My research combines experimental, mathematical, and bioinformatic approaches to predict how and when bacteria will evolve antibiotic resistance under biologically-realistic growth conditions. The aim of this research is to develop a rational framework for designing combination therapies to suppress resistance evolution and regain usefulness of antibiotics where resistance has become wide-spread. This work is crucial for establishing combination therapies as a viable solution to the antibiotic resistance crisis. The project is funded through a UKRI Innovation Fellowship, involving collaborations with Tobias Galla, Chris Knight, and Simon Lovell.

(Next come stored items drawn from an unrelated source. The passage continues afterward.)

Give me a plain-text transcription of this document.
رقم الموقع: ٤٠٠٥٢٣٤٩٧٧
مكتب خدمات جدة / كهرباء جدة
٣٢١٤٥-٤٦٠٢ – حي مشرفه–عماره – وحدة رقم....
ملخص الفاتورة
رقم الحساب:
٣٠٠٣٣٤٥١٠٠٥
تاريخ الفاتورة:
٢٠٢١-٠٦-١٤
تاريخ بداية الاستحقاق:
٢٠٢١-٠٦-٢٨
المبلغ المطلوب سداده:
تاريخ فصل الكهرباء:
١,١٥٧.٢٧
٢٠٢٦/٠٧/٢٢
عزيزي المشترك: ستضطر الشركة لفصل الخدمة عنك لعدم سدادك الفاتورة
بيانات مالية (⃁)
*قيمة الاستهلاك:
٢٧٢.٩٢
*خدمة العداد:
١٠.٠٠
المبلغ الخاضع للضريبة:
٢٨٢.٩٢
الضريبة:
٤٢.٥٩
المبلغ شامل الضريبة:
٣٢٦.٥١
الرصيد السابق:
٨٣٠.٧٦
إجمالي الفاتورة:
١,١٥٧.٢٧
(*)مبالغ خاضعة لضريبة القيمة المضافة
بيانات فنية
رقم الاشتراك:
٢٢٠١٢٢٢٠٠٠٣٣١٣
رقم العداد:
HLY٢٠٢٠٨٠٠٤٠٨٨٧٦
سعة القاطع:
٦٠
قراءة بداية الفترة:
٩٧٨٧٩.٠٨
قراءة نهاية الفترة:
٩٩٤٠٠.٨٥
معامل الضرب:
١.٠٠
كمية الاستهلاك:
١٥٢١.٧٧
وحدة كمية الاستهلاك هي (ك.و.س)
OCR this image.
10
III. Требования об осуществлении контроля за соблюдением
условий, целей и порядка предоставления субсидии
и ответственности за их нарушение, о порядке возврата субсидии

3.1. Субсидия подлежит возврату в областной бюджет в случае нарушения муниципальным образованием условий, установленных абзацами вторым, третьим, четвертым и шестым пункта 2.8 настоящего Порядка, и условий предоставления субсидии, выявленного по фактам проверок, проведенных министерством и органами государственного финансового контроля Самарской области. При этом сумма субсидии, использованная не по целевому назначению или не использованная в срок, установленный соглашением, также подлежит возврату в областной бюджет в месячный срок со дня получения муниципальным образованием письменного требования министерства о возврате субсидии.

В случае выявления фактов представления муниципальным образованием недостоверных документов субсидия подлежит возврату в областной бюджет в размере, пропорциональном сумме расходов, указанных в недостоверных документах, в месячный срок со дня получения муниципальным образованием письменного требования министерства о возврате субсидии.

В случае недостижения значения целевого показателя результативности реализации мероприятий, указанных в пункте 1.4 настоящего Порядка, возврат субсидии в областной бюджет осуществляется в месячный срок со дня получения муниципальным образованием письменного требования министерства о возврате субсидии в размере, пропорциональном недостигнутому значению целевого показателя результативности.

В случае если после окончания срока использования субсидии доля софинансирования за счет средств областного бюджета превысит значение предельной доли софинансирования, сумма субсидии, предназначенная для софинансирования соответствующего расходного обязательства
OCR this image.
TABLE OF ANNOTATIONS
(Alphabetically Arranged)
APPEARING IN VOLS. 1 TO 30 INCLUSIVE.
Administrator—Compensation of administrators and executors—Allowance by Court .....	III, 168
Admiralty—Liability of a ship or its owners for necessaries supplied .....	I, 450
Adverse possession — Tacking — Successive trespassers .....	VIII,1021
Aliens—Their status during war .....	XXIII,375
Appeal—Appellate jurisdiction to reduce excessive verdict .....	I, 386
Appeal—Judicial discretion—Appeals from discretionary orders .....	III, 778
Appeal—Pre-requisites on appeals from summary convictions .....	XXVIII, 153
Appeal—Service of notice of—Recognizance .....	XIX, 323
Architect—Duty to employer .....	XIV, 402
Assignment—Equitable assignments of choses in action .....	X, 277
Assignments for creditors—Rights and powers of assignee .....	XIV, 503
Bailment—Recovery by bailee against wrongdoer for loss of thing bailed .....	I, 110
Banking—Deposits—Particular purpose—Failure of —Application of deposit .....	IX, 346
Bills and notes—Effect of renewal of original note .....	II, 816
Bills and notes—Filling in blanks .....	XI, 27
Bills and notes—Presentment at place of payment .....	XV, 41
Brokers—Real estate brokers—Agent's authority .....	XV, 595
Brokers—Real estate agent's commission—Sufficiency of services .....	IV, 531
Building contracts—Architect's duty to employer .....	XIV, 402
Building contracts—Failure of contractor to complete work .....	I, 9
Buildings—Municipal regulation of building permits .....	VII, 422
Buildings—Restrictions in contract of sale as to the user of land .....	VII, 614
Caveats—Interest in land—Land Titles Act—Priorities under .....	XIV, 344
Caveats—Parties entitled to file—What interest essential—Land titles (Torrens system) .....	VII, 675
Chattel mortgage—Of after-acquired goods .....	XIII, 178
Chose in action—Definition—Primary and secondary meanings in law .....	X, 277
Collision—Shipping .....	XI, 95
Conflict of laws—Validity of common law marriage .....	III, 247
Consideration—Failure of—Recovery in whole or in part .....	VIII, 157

I am also involved in a multi-disciplinary BBSRC project to study the adaptive landscapes of antibiotic resistance evolution. This project combines wet-lab experimental evolution with mathematical models and advanced computer simulations to predict how population size and mutational target size interact to shape resistance evolution. I am also collaborating with Rok Krašovec on the effects of mutation rate plasticity on the evolutionary genomics of E. coli.

Other projects I’ve been involved with on include genomics and bioinformatics of antibiotic resistance evolution, e.g. species-level differences in beta-lactam resistance evolvability (with Victoria Furio), chromosomal versus plasmid-borne beta-lactam resistance evolvability (with Alvaro San Millan), mutational robustness (with Karl Heilbron), effective population size and the repeatability of resistance evolution (with Tom Vogwill) and phage/bacteria co-evolution (with Alex Betts).

In my DPhil, I used rifampicin resistant Pseudomonas aeruginosa adapting to use a non-preferred carbon substrate (L-serine) as a model system. Different resistance mutations seem to confer a different ability to adapt to this substrate, which may be due to interactions between rpoB and a gene called PA2449 (gcsR). PA2449 is a transcriptional regulator involved in glycine and serine metabolism.

In my MSc work, I studied compensatory adaptation of Aspergillus nidulans in a complex medium. Using a maximum likelihood-based model, I found that the number of major fitness jumps during adaptive walks is independent of starting fitness—populations undergo just two major changes in fitness, on average.